Sunday, July 21, 2013

The Bard's kings rule the summer stage

It's good to be king! There are some nice shows touring on the summer outdoor stages in the Seattle area, and the ones featuring the Bard's monarchs are the best of the bunch.

Vince Brady, left, as Lear and Sam Hagen as the Fool in the
GreenStage production of King Lear. Photo by Ken Holmes.
GreenStage is running King Lear, directed by Erin Day and featuring Vince Brady in the title role. Brady turns in a stunning and memorable performance as Lear, heart-rendingly depicting the aging ruler's flip-flops from monarch to mental case, from vengeful tyrant to doting dad. Brady is at home with Shakespeare's language, but it's also an intensely physical role. Apart from (spoiler alert!!) lugging the dead Cordelia at the end, he has to play the tics and twitches of age and infirmity, the strength of the king in his more lucid moments, physical hardship in the storm, and he's just on stage all the time. A truly marvelous performance; he's every inch a king.

The rest of the cast is grand as well. Sam Hagen is jaw-dropping in his portrayal of the Fool, truth-teller to the king. It's magical how Hagen makes the wise and hilarious simpleton utterly believable. Daniel Wood is amazing as Edgar and his undercover alter-ego, Poor Tom. Wood often winds up barely clothed in these things, as he did while wearing Superman underwear as Stephano in The Tempest two years ago. Lear is fabulous. Don't miss it!

(Full disclosure: Weisenheimer is marketing director for GreenStage, but it doesn't make me biased!)

David S. Hogan is commanding in the
title role of Wooden O's Henry V. Hogan
is pictured here with Annie Lareau as
Bardolph. Seattle Shakespeare Company
At the other end of the royal spectrum from the aged Lear is the young whippersnapper Henry V. Seattle Shakespeare Compnay's Wooden O is performing Henry this summer, directed by George Mount with David S. Hogan in the title role. Hogan rocks this great character, whether he's giving the Saint Crispian's day pep talk, whacking one of his old drinking buddies for stealing, or skulking among the common soldiery the night before the big battle. I especially enjoyed the great scene where he and Carolyn Marie Monroe, as Katherine, try to overcome the language barrier as they court in court at the end.

Henry had some great special effects, including a couple of explosions, one of which took down a wall of the fortress. Also, at one point during a battle the air cover flew overhead (yes, set in modern times!) and I was looking around for the real plane--jets often fly over Volunteer Park during the shows. The "sense-surround" really worked. Henry V included a strong supporting cast with many favorite actors. And Terri Weagant as Bishop of Ely? I confess!!

GreenStage also is reprising A Midsummer Night's Dream, the fourth time they've performed the popular Shakespeare comedy in their 25 years cavorting in Seattle-area parks. The silver-anniversary version, directed by Ken Michels, is great fun from start to finish. Gina Marie Russell and David Rollison are fantastic as Hippolyta/Titania and Theseus/Oberon and Taylor Davis enchants as Puck. I found the Rude Mechanicals to be especially hilarious. Led by Michael Ramquist as Peter Quince, the director of Pyramus and Thisbe reminded me a bit of Buddy Bizarre, and Ramquist said there may be a touch of Harold Hecuba in there as well. Danni Krehbiel is a hoot as Robin Starveling, and Luke Sayler a riot as Bottom.

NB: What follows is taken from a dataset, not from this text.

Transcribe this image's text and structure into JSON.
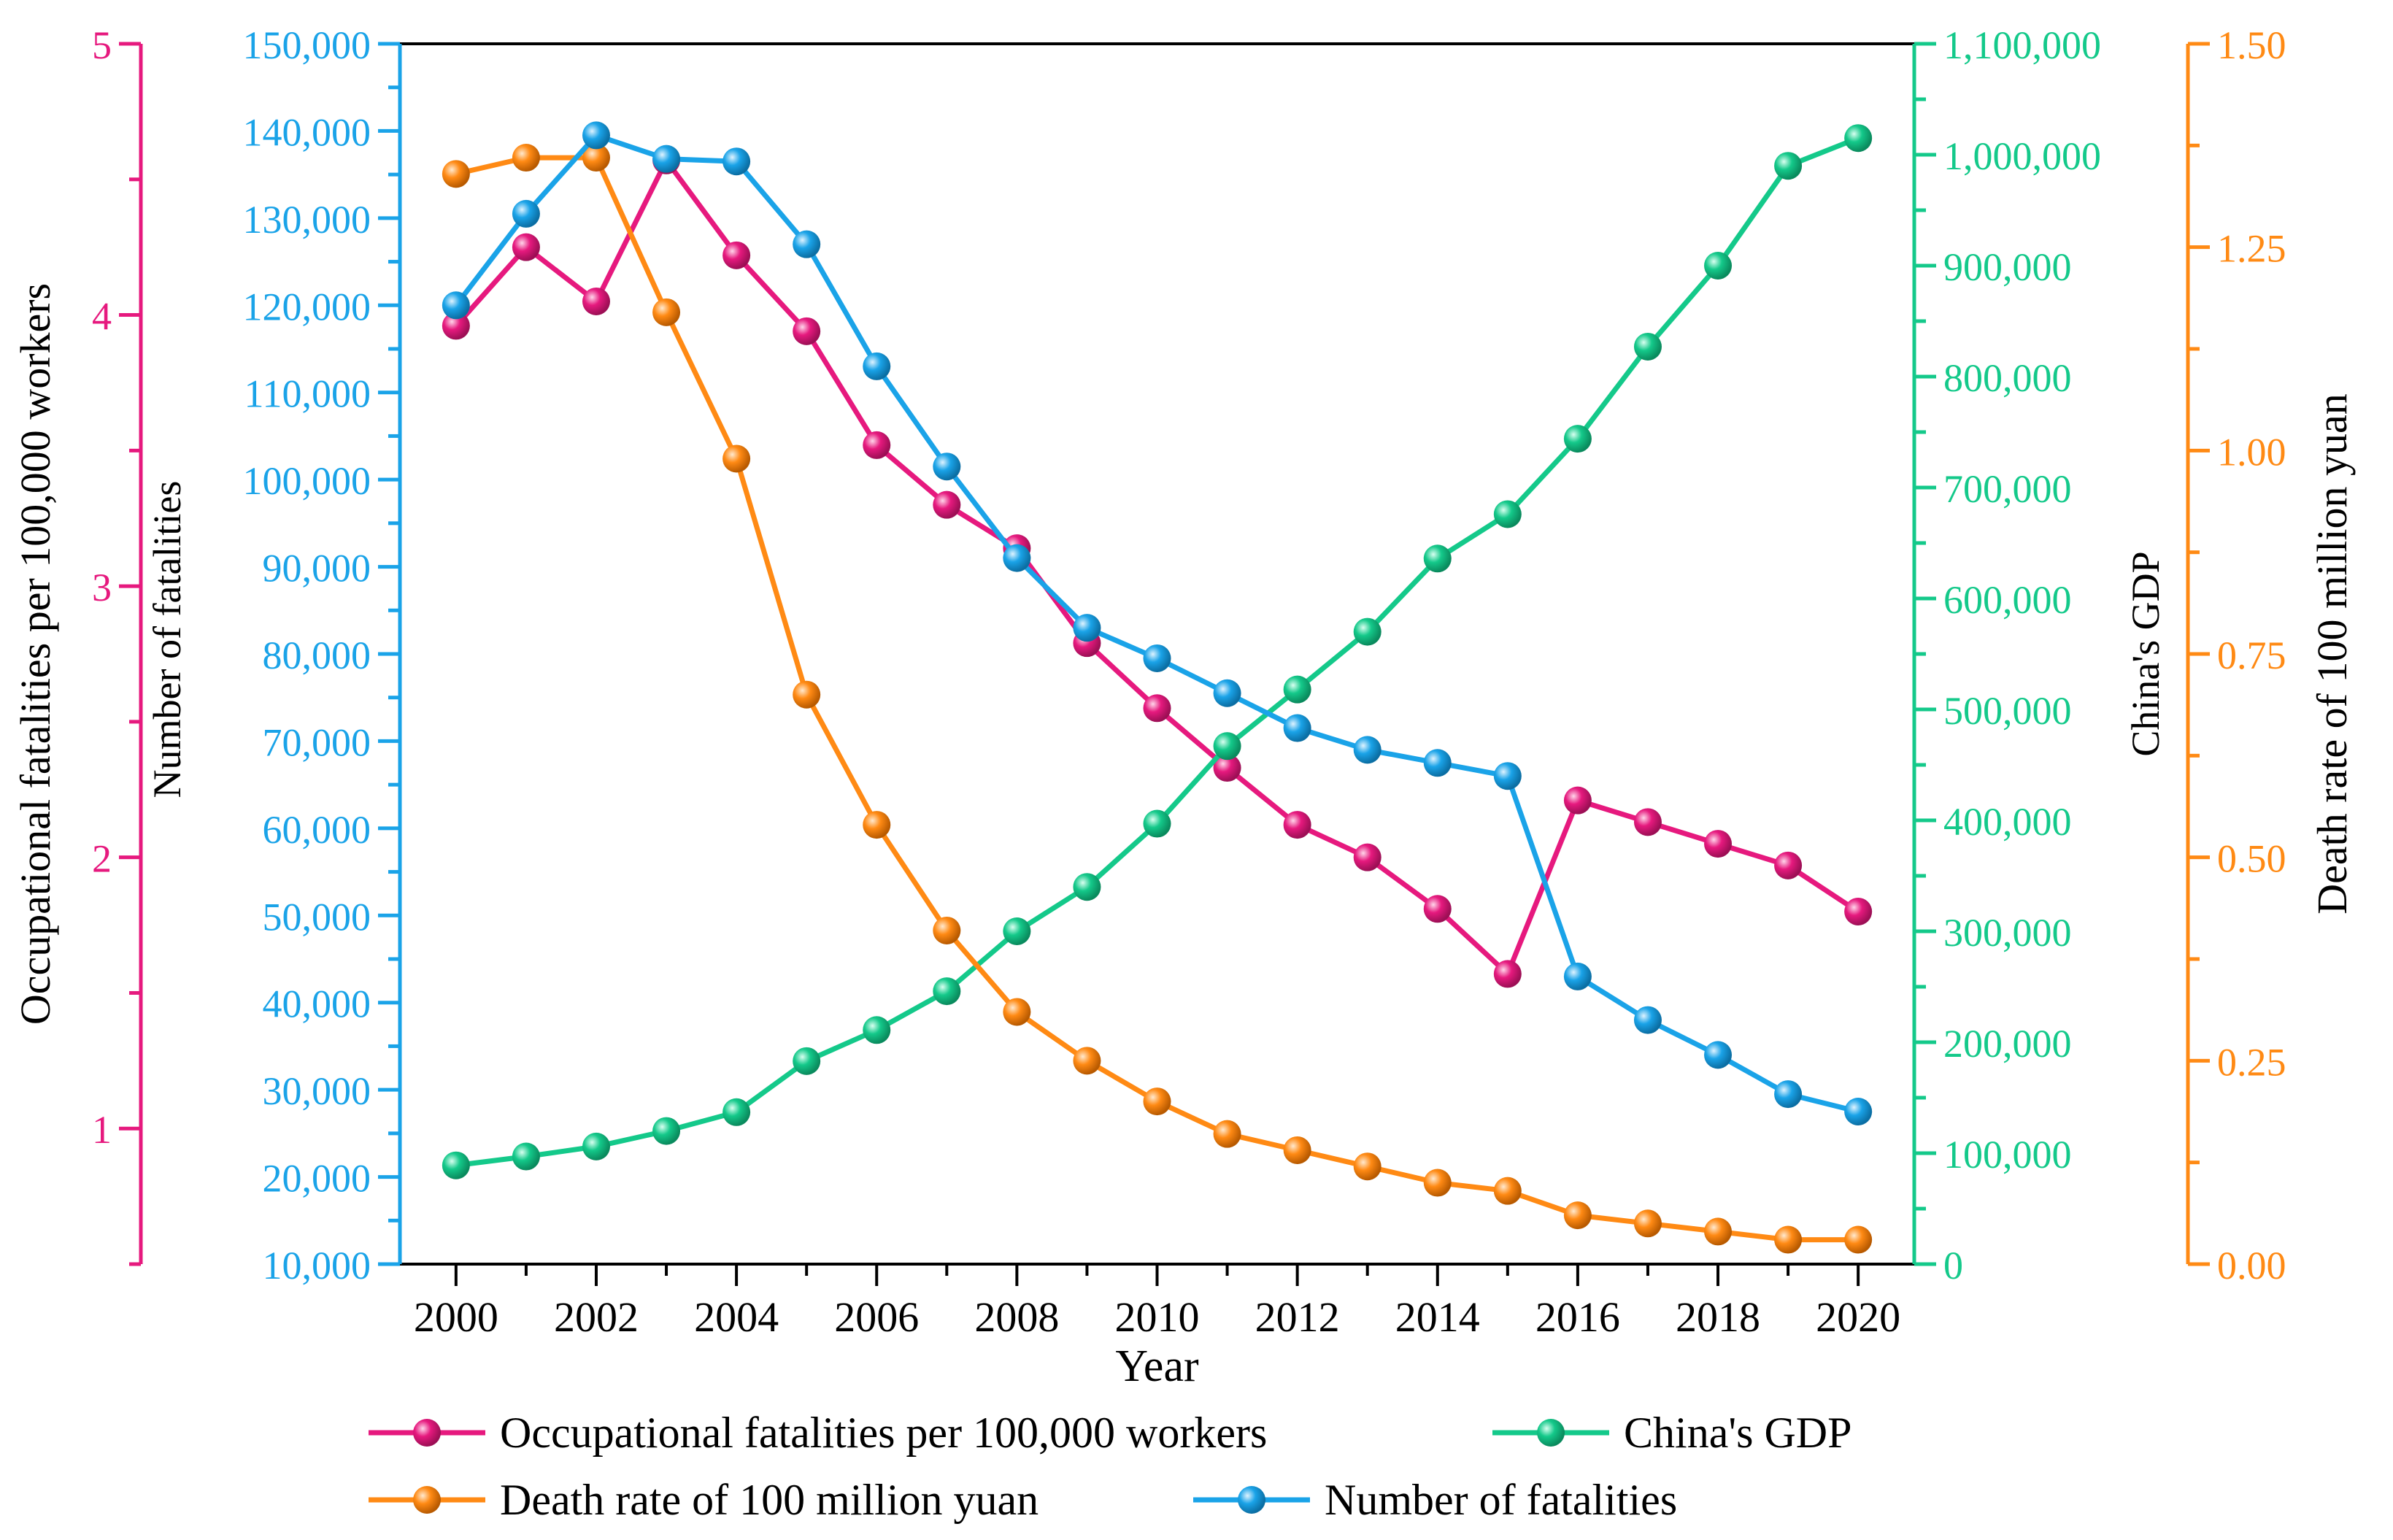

Wooden O also is putting on The Tempest, directed by Kelly Kitchens, with Amy Thone in the role of Prospero. Thone is amazing, with a string of lead Shakespearean roles of late, including Cleopatra and Titus Andronicus. Kitchens took a bit of a different tack with Caliban than we usually see, with Brian D. Simmons playing the slave as a crew-cut, t-shirt-wearing, but gouged up human. It was an interesting way to go with the character. I loved the comic relief between Mike Dooly and Donna Wood as Stephano and Trinculo; as we left after the show we heard several patrons proclaim that "the drunk guy was really good!"

In this show Wooden O's effects did not work as well. They had trouble with the sound system and there was some background hum and feedback for a good part of the performance we saw, and with microphones all over the set, some of them delivered louder sound than others, which was a bit distracting. I hope they get those ironed out as the summer goes along.

The kings rule, but all four of these shows are worth a look. They're playing in parks all over the area through mid-August.

GreenStage calendar
Wooden O calendar

1 comment:

Sweetie the Official Scorer said...

I agree with the Weisenheimer! We had a great time. I couldn't figure out if some of the humming and noise in Tempest was intentional (what with all the text references to the humming and sounds of the island) or just speaker problems. In either event, the noise was sometimes distracting and sometimes competed with the actors. Otherwise, great show!